WHAT IS CORPUS LINGUISTICS?

Corpus linguistics is a scientific method of language analysis which draws on empirical evidence from corpora (i.e. large electronic datasets of language samples) and automatic (computer-aided) quantitative analysis to provide description of systematic variation in language use across different domains and language users. The use of advanced quantitative methods, statistics and data visualization makes corpus approaches especially effective at identifying (complex) lexico-grammatical patterns typical of different genres, linguistics settings and user groups.
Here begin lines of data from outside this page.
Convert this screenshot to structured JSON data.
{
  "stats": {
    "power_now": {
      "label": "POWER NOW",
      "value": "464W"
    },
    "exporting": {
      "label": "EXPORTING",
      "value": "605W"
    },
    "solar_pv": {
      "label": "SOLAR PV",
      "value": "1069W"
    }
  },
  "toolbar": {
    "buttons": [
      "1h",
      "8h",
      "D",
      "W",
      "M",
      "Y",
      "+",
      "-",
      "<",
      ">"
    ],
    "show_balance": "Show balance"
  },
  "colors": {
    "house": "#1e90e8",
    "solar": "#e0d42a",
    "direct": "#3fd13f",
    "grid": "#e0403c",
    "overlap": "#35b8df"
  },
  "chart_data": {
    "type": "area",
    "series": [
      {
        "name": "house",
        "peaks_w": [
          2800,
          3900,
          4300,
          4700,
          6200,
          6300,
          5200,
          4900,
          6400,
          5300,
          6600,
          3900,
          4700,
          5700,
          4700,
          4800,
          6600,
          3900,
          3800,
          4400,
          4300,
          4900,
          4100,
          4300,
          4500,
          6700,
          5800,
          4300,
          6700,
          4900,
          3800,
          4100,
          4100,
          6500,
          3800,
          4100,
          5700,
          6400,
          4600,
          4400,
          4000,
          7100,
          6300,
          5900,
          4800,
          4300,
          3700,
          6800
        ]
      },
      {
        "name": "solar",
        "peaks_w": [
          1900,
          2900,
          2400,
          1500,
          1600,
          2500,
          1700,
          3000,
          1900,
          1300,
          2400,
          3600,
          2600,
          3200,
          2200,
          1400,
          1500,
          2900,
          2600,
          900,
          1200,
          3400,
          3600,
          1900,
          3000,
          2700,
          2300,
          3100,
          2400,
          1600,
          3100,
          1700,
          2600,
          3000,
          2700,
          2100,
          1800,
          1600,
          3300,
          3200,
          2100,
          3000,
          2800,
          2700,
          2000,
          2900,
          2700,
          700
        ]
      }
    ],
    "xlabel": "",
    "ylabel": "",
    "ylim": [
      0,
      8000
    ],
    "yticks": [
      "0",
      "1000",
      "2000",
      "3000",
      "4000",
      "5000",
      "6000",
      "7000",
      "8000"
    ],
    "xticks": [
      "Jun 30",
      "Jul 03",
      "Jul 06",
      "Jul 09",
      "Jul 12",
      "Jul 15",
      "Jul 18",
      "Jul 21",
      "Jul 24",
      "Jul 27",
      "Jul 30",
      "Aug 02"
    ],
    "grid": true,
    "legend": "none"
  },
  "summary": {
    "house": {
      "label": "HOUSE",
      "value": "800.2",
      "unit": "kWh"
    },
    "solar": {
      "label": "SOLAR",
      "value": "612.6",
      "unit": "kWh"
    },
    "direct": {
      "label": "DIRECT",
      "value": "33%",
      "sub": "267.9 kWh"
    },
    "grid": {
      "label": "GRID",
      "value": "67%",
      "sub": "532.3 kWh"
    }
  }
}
As a result, corpora have been employed extensively in the description of language in professional and educational contexts, resulting in major theoretical advances in the understanding of linguistic variation in these domains with practical applications, for example, in language teaching and testing.

Corpus research has played a major role in describing the structure of the English lexicon, identifying core items in general English as well as vocabulary typical for academic domains. Wordlists based on these studies have been used widely in EAP/ESP research and practice. Corpus methods have also contributed to evidence-based description of typical forms and functions of academic genres such as narrative and argumentative writing. Finally, corpora have significantly influenced the direction of the research that describes lexical, grammatical and formulaic complexity of texts in order to establish the linguistic knowledge needed to produce or comprehend these texts. Overall, corpus-based research has provided unique data and methods that have significantly advanced our understanding of academic/specialised English, with a direct, transformative impact on the research, teaching and testing of English used in educational contexts.